Darbeci ve cuntacı ifadelerinden siyasal iktidarı demokratik olmayan yollarla ele geçiren veya demokratik olmayan yöntemlerle iktidar gücünü elinde bulunduran grup (cunta) veya kişi (darbeci) olarak algılamak mümkündür. Dolayısıyla Özgür Özel’in ifadesinden çıkartılacak anlam, Ekrem İmamoğlu’na yönelik yürütülen sürecin demokratik olmadığını, bunun Cumhurbaşkanı Erdoğan tarafından yürütülen antidemokratik bir süreç olduğudur. Bu ifadeler, Cumhurbaşkanının Türkiye’nin en bilinen siyasetçisi olduğu göz önüne alındığında, Cumhurbaşkanı’nın kamusal figür olarak katlanmak zorunda olduğu türden ifadelerdir. Öte yandan siyasi ifadeler olmaları nedeniyle de ifade özgürlüğünden daha geniş yararlanmaktadırlar.

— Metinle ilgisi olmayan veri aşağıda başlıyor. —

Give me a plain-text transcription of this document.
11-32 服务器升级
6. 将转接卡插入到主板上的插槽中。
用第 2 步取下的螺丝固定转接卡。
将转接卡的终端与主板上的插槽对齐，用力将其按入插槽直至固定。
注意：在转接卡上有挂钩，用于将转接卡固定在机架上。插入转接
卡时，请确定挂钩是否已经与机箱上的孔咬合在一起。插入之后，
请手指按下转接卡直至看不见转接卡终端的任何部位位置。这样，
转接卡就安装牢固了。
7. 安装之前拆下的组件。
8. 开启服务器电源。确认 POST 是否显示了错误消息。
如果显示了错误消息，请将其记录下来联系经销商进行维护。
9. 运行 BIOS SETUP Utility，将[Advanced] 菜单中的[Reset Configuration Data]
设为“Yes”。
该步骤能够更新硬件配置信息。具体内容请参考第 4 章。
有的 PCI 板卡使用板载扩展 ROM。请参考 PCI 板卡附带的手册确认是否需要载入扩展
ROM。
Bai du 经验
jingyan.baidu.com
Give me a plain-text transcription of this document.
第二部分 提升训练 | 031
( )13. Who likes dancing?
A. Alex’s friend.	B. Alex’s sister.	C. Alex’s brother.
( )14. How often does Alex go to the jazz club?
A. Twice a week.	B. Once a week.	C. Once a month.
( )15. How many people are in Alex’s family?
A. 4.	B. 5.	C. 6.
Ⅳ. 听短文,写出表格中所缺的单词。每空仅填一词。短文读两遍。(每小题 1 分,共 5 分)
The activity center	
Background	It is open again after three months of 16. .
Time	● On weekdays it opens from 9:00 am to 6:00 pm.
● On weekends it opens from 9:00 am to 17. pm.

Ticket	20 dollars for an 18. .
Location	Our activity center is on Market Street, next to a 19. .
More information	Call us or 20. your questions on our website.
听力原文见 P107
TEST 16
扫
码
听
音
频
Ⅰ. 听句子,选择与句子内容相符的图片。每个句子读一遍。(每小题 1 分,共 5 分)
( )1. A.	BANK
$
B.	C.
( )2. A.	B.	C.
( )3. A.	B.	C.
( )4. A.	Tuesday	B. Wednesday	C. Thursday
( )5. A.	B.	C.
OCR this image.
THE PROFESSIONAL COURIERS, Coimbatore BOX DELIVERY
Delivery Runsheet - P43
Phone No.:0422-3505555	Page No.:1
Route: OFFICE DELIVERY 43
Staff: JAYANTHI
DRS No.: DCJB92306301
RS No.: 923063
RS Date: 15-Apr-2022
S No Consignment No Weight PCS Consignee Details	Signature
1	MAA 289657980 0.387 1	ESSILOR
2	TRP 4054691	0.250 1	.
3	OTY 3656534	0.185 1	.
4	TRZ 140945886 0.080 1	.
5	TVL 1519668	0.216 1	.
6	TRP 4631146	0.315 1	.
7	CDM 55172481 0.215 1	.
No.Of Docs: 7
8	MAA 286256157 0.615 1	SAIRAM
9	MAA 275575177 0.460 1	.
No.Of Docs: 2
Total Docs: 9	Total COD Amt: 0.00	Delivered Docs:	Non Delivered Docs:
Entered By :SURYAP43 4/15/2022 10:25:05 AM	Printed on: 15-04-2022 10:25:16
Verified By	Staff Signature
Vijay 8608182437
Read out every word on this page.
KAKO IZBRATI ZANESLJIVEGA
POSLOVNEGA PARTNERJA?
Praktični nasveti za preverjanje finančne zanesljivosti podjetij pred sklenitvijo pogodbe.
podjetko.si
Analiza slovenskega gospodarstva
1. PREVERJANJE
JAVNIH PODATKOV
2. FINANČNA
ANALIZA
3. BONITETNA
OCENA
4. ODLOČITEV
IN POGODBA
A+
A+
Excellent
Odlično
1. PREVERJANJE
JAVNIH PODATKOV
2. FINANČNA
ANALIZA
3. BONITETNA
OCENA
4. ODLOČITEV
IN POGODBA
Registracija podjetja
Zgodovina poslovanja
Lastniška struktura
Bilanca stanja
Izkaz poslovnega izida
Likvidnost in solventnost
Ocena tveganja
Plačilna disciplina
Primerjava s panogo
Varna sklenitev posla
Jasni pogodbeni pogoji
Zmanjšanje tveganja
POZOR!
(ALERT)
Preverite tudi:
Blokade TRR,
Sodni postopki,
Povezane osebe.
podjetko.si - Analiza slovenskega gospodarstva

Özgür Özel’in ifadeleri Cumhurbaşkanı Erdoğan’ın şahsına yönelik hakaret içeren ifadeler olmaktan çok uzaktır. Özgür Özel’in mitingte sarf ettiği ifadeler, doğrudan doğruya Cumhurbaşkanı Erdoğan’ın yönetimi altında yapılan çeşitli müdahale ve hareketlerin demokrasiye aykırı olduğuna yönelik bir ithamdan ibarettir. Bunun hakaretamiz nitelikte olduğunu kabul etmek mümkün değildir.
Avrupa İnsan Hakları Mahkemesi'nin Lingens v. Avusturya (1986) kararında belirtildiği üzere, siyasal aktörlere yönelik eleştiriler ifade özgürlüğünün çekirdek alanını oluşturur. Yine AYM’nin Bianet (2018) ve Cumhuriyet Davası (2020) kararlarında da vurgulandığı gibi, “sert, şoke edici veya rahatsız edici olsa dahi” siyasal eleştiriler demokratik toplumun temelidir.
Özgür Özel’in mitingde sarf ettiği “cunta” ve “darbeci” ifadeleri, Cumhurbaşkanının şahsına doğrudan hakaret değil, yürütülen sürecin antidemokratik bulunduğuna ilişkin siyasal bir değerlendirmedir. Bu bağlamda kullanılan ifadeler:
- Anamuhalefet liderinin anayasal görev ve sorumluluğu çerçevesinde dile getirilmiştir,
- Siyasal eleştirinin meşru sınırları içindedir,
- Halkın haber alma ve basının bilgilendirme görevine yöneliktir.
Bu yayına ceza verilmesi, yalnızca TELE1’in değil, genel olarak yayıncıların kamuoyunu bilgilendirme görevini yerine getirmesini engelleyecek bir caydırıcı etki yaratacaktır. Bu tür cezalar:
• Basın üzerinde oto-sansür baskısı oluşturur,
• Siyasal çoğulculuğu ve demokratik tartışma ortamını zedeler,
• RTÜK’ün tarafsızlığına dair kamuoyunda olumsuz algı oluşturur.
RTÜK’ün 6112 sayılı Kanun’da belirtilen tarafsızlık, çoğulculuk ve demokratik yayıncılık ortamını teşvik etme yükümlülüğü, bu karar ile açıkça ihlal edilmiştir.
Yukarıdaki gerekçelerle çoğunluğun görüşüne katılmak mümkün olmamıştır.
- İfade özgürlüğü,
- Basının görev ve sorumluluğu,
- Siyasal eleştiri hakkı ve
- Halkın haber alma hakkı açısından değerlendirildiğinde,
TELE1 yayıncı kuruluşuna verilen idari para cezası hukuken dayanaksızdır. Yayının bütünlüğü, bağlamı ve içeriği göz önüne alındığında, bu cezanın verilmesi demokratik toplumun gereklerine uygun değildir.
Bu nedenle, 03.07.2025 tarihli ve 14 No.lu Üst Kurul Kararına muhalefet ediyorum.